What does this have to do with retirement investing? Everything. The thing is, despite the extreme cold in some parts of the country, we’re still living through the sixth-warmest December to January period on record, according to government data, and precipitation is well below normal.
I know, I know. Tell Boston that. But it’s just a fact of life. The extremes do not dictate the averages. They stand out, yes, but they don’t drive matters and often distract us from the facts.
Portfolio investing is like climate, while stock picking is like weather. In that sense, a few bad investment choices can result is very, very poor outcomes if you’re not careful.
For instance, we invest with the intention of holding things until we have a decent profit and then selling, but it rarely works that way. Instead, the opposite often occurs. By concentrating risk around a small number of positions, we focus our anxiety on those few stocks.
When they rise, we feel vindicated and do not sell. Then they fall and we feel fear.
If a stock falls hard and seems to have no bottom, then we tend to panic and, somewhere near the absolute bottom, we sell. It’s that moment in the middle of the night during a big winter storm. The power goes out, the pipes freeze and we ask ourselves, “Why do we even live in this part of the country?”
Portfolio investing, in contrast, take a big step back and looks at all of the data, the highs and the lows, and appreciates the fact that some stocks go up, some go down, some generate income and some do not.
As certain asset classes come into favor, a portfolio investor recognizes that the trade is getting crowded and sells off a portion by rebalancing.
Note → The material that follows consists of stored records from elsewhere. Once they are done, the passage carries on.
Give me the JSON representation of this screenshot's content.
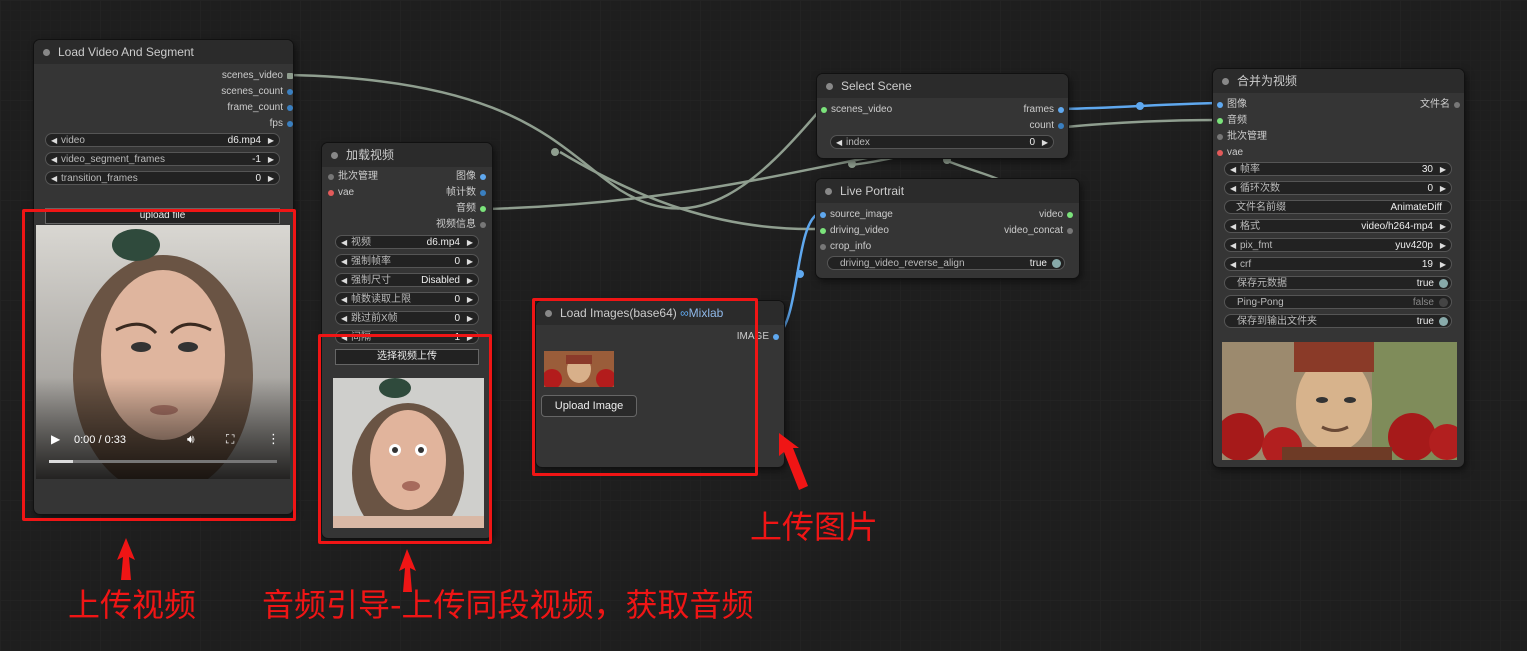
{
  "colors": {
    "accent_red": "#f01515",
    "link": "#8f9e8f",
    "link_blue": "#5fa8ef"
  },
  "nodes": {
    "load_video": {
      "title": "Load Video And Segment",
      "outputs": [
        "scenes_video",
        "scenes_count",
        "frame_count",
        "fps"
      ],
      "widgets": [
        {
          "label": "video",
          "value": "d6.mp4"
        },
        {
          "label": "video_segment_frames",
          "value": "-1"
        },
        {
          "label": "transition_frames",
          "value": "0"
        }
      ],
      "upload_label": "upload file",
      "player": {
        "time": "0:00 / 0:33"
      }
    },
    "load_video_cn": {
      "title": "加载视频",
      "inputs": [
        "批次管理",
        "vae"
      ],
      "outputs": [
        "图像",
        "帧计数",
        "音频",
        "视频信息"
      ],
      "widgets": [
        {
          "label": "视频",
          "value": "d6.mp4"
        },
        {
          "label": "强制帧率",
          "value": "0"
        },
        {
          "label": "强制尺寸",
          "value": "Disabled"
        },
        {
          "label": "帧数读取上限",
          "value": "0"
        },
        {
          "label": "跳过前X帧",
          "value": "0"
        },
        {
          "label": "间隔",
          "value": "1"
        }
      ],
      "upload_label": "选择视频上传"
    },
    "load_images": {
      "title": "Load Images(base64)",
      "badge": "Mixlab",
      "outputs": [
        "IMAGE"
      ],
      "upload_label": "Upload Image"
    },
    "select_scene": {
      "title": "Select Scene",
      "inputs": [
        "scenes_video"
      ],
      "outputs": [
        "frames",
        "count"
      ],
      "widgets": [
        {
          "label": "index",
          "value": "0"
        }
      ]
    },
    "live_portrait": {
      "title": "Live Portrait",
      "inputs": [
        "source_image",
        "driving_video",
        "crop_info"
      ],
      "outputs": [
        "video",
        "video_concat"
      ],
      "toggle": {
        "label": "driving_video_reverse_align",
        "value": "true"
      }
    },
    "combine": {
      "title": "合并为视频",
      "inputs": [
        "图像",
        "音频",
        "批次管理",
        "vae"
      ],
      "outputs": [
        "文件名"
      ],
      "widgets": [
        {
          "label": "帧率",
          "value": "30"
        },
        {
          "label": "循环次数",
          "value": "0"
        }
      ],
      "text_widget": {
        "label": "文件名前缀",
        "value": "AnimateDiff"
      },
      "widgets2": [
        {
          "label": "格式",
          "value": "video/h264-mp4"
        },
        {
          "label": "pix_fmt",
          "value": "yuv420p"
        },
        {
          "label": "crf",
          "value": "19"
        }
      ],
      "toggles": [
        {
          "label": "保存元数据",
          "value": "true"
        },
        {
          "label": "Ping-Pong",
          "value": "false"
        },
        {
          "label": "保存到输出文件夹",
          "value": "true"
        }
      ]
    }
  },
  "annotations": {
    "upload_video": "上传视频",
    "audio_guide": "音频引导-上传同段视频，获取音频",
    "upload_image": "上传图片"
  }
}
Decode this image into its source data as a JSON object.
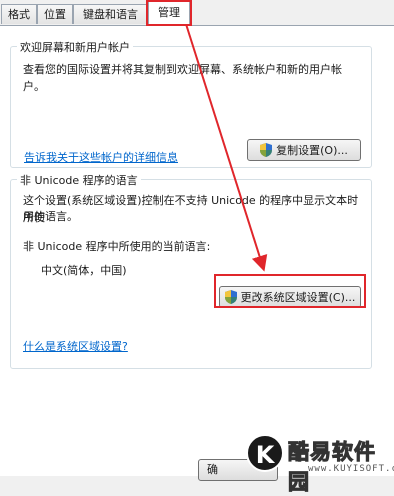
{
  "tabs": [
    {
      "label": "格式"
    },
    {
      "label": "位置"
    },
    {
      "label": "键盘和语言"
    },
    {
      "label": "管理"
    }
  ],
  "welcome": {
    "title": "欢迎屏幕和新用户帐户",
    "description": "查看您的国际设置并将其复制到欢迎屏幕、系统帐户和新的用户帐户。",
    "copy_button": "复制设置(O)...",
    "link": "告诉我关于这些帐户的详细信息"
  },
  "unicode": {
    "title": "非 Unicode 程序的语言",
    "description_line1": "这个设置(系统区域设置)控制在不支持 Unicode 的程序中显示文本时所使",
    "description_line2": "用的语言。",
    "current_label": "非 Unicode 程序中所使用的当前语言:",
    "current_value": "中文(简体，中国)",
    "change_button": "更改系统区域设置(C)...",
    "link": "什么是系统区域设置?"
  },
  "footer": {
    "partial_button": "确"
  },
  "watermark": {
    "badge": "K",
    "name": "酷易软件园",
    "url": "www.KUYISOFT.com"
  },
  "colors": {
    "highlight": "#e0262b",
    "link": "#0066cc"
  }
}
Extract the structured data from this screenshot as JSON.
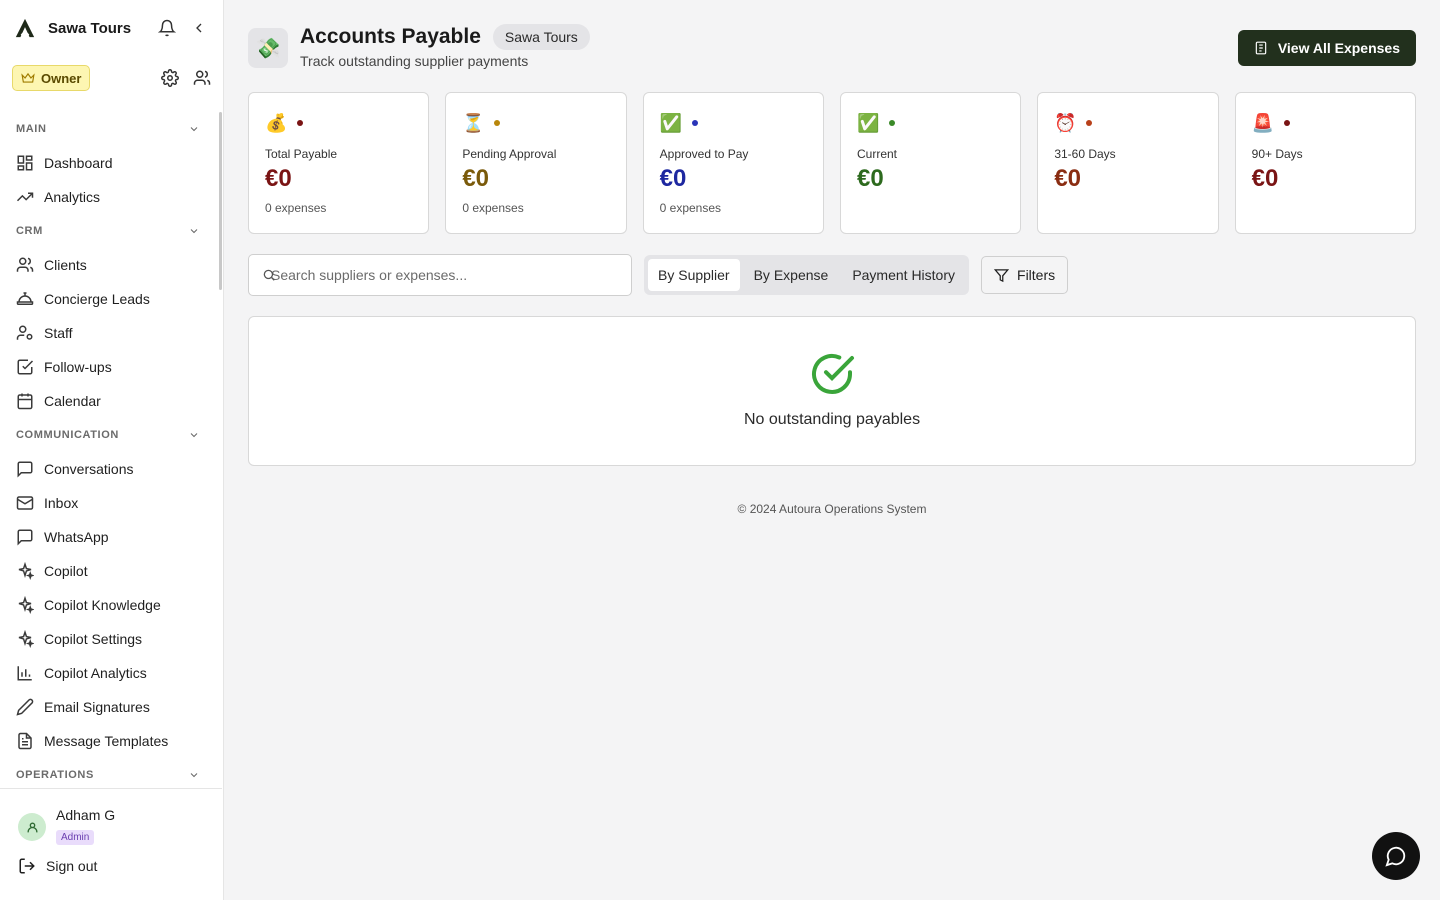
{
  "sidebar": {
    "brand": "Sawa Tours",
    "role_badge": "Owner",
    "sections": [
      {
        "title": "MAIN",
        "items": [
          "Dashboard",
          "Analytics"
        ]
      },
      {
        "title": "CRM",
        "items": [
          "Clients",
          "Concierge Leads",
          "Staff",
          "Follow-ups",
          "Calendar"
        ]
      },
      {
        "title": "COMMUNICATION",
        "items": [
          "Conversations",
          "Inbox",
          "WhatsApp",
          "Copilot",
          "Copilot Knowledge",
          "Copilot Settings",
          "Copilot Analytics",
          "Email Signatures",
          "Message Templates"
        ]
      },
      {
        "title": "OPERATIONS",
        "items": []
      }
    ],
    "user": {
      "name": "Adham G",
      "role": "Admin"
    },
    "sign_out": "Sign out"
  },
  "header": {
    "title": "Accounts Payable",
    "org": "Sawa Tours",
    "subtitle": "Track outstanding supplier payments",
    "view_all_label": "View All Expenses"
  },
  "cards": [
    {
      "emoji": "💰",
      "label": "Total Payable",
      "value": "€0",
      "count": "0 expenses",
      "color": "#7a1414"
    },
    {
      "emoji": "⏳",
      "label": "Pending Approval",
      "value": "€0",
      "count": "0 expenses",
      "color": "#7a5a0a"
    },
    {
      "emoji": "✅",
      "label": "Approved to Pay",
      "value": "€0",
      "count": "0 expenses",
      "color": "#1e28a0"
    },
    {
      "emoji": "✅",
      "label": "Current",
      "value": "€0",
      "count": "",
      "color": "#2d6a1e"
    },
    {
      "emoji": "⏰",
      "label": "31-60 Days",
      "value": "€0",
      "count": "",
      "color": "#8a2d12"
    },
    {
      "emoji": "🚨",
      "label": "90+ Days",
      "value": "€0",
      "count": "",
      "color": "#7a1414"
    }
  ],
  "search": {
    "placeholder": "Search suppliers or expenses..."
  },
  "tabs": [
    "By Supplier",
    "By Expense",
    "Payment History"
  ],
  "filters_label": "Filters",
  "empty_state": "No outstanding payables",
  "footer": "© 2024 Autoura Operations System"
}
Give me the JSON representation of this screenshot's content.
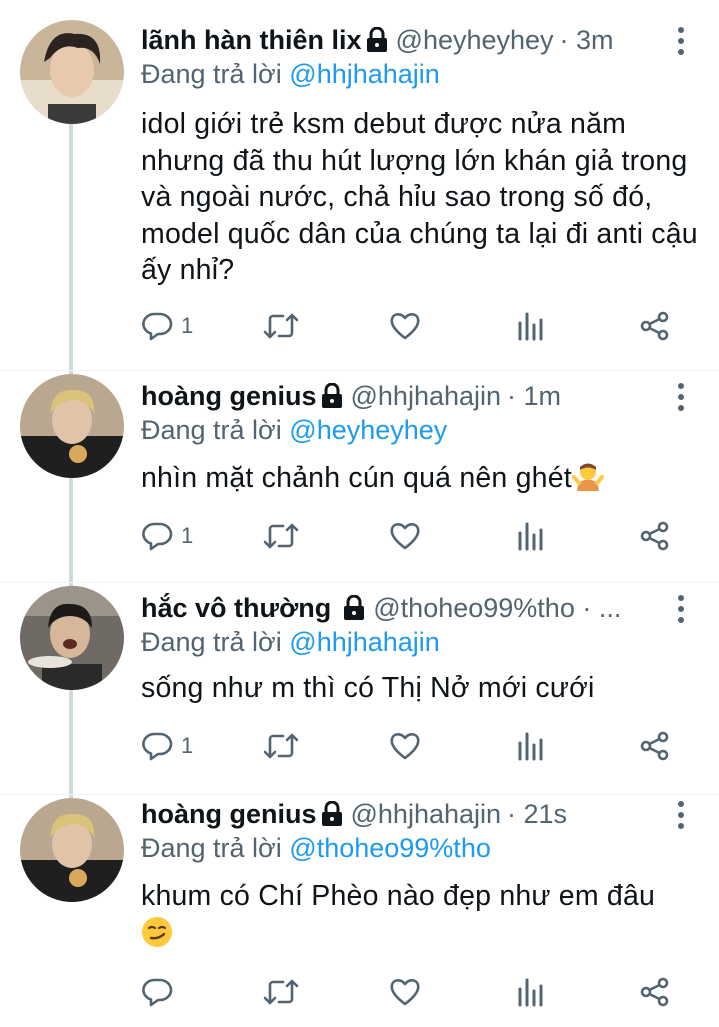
{
  "thread": [
    {
      "display_name": "lãnh hàn thiên lix",
      "handle": "@heyheyhey",
      "time": "· 3m",
      "reply_prefix": "Đang trả lời",
      "reply_to": "@hhjhahajin",
      "text": "idol giới trẻ ksm debut được nửa năm nhưng đã thu hút lượng lớn khán giả trong và ngoài nước, chả hỉu sao trong số đó, model quốc dân của chúng ta lại đi anti cậu ấy nhỉ?",
      "reply_count": "1",
      "emoji": ""
    },
    {
      "display_name": "hoàng genius",
      "handle": "@hhjhahajin",
      "time": "· 1m",
      "reply_prefix": "Đang trả lời",
      "reply_to": "@heyheyhey",
      "text": "nhìn mặt chảnh cún quá nên ghét",
      "reply_count": "1",
      "emoji": "person-shrugging"
    },
    {
      "display_name": "hắc vô thường",
      "handle": "@thoheo99%tho · ...",
      "time": "",
      "reply_prefix": "Đang trả lời",
      "reply_to": "@hhjhahajin",
      "text": "sống như m thì có Thị Nở mới cưới",
      "reply_count": "1",
      "emoji": ""
    },
    {
      "display_name": "hoàng genius",
      "handle": "@hhjhahajin",
      "time": "· 21s",
      "reply_prefix": "Đang trả lời",
      "reply_to": "@thoheo99%tho",
      "text": "khum có Chí Phèo nào đẹp như em đâu",
      "reply_count": "",
      "emoji": "smirking-face"
    }
  ],
  "icons": {
    "reply": "reply-icon",
    "retweet": "retweet-icon",
    "like": "heart-icon",
    "analytics": "analytics-icon",
    "share": "share-icon",
    "lock": "lock-icon",
    "more": "more-vertical-icon"
  },
  "colors": {
    "text": "#0f1419",
    "secondary": "#536471",
    "accent": "#1d9bf0",
    "thread_line": "#cfd9de"
  }
}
That money is distributed steadily to investments that are out of favor for whatever reason.
And so the seasons, and the markets, grind on. As a long-term portfolio investor you are much less concerned about outlier moments year to year. Yes, “disasters” happen. Bad markets come and go like monsoons, unpredictable but understandable.
Being properly invested for the long run allows you to worry less about transitory events in the markets and, in time, to appreciate the true power of long-term investing. Compounding steadily builds your wealth while owning a cost-efficient, risk-adjusted portfolio positions you for all events, whatever the market “weather” of the moment.
It’s very cold right now in much of the country. But the sun will shine again and you will in time forget shoveling the walk and in fact be happy about where you happen to live. The same should go for your retirement portfolio.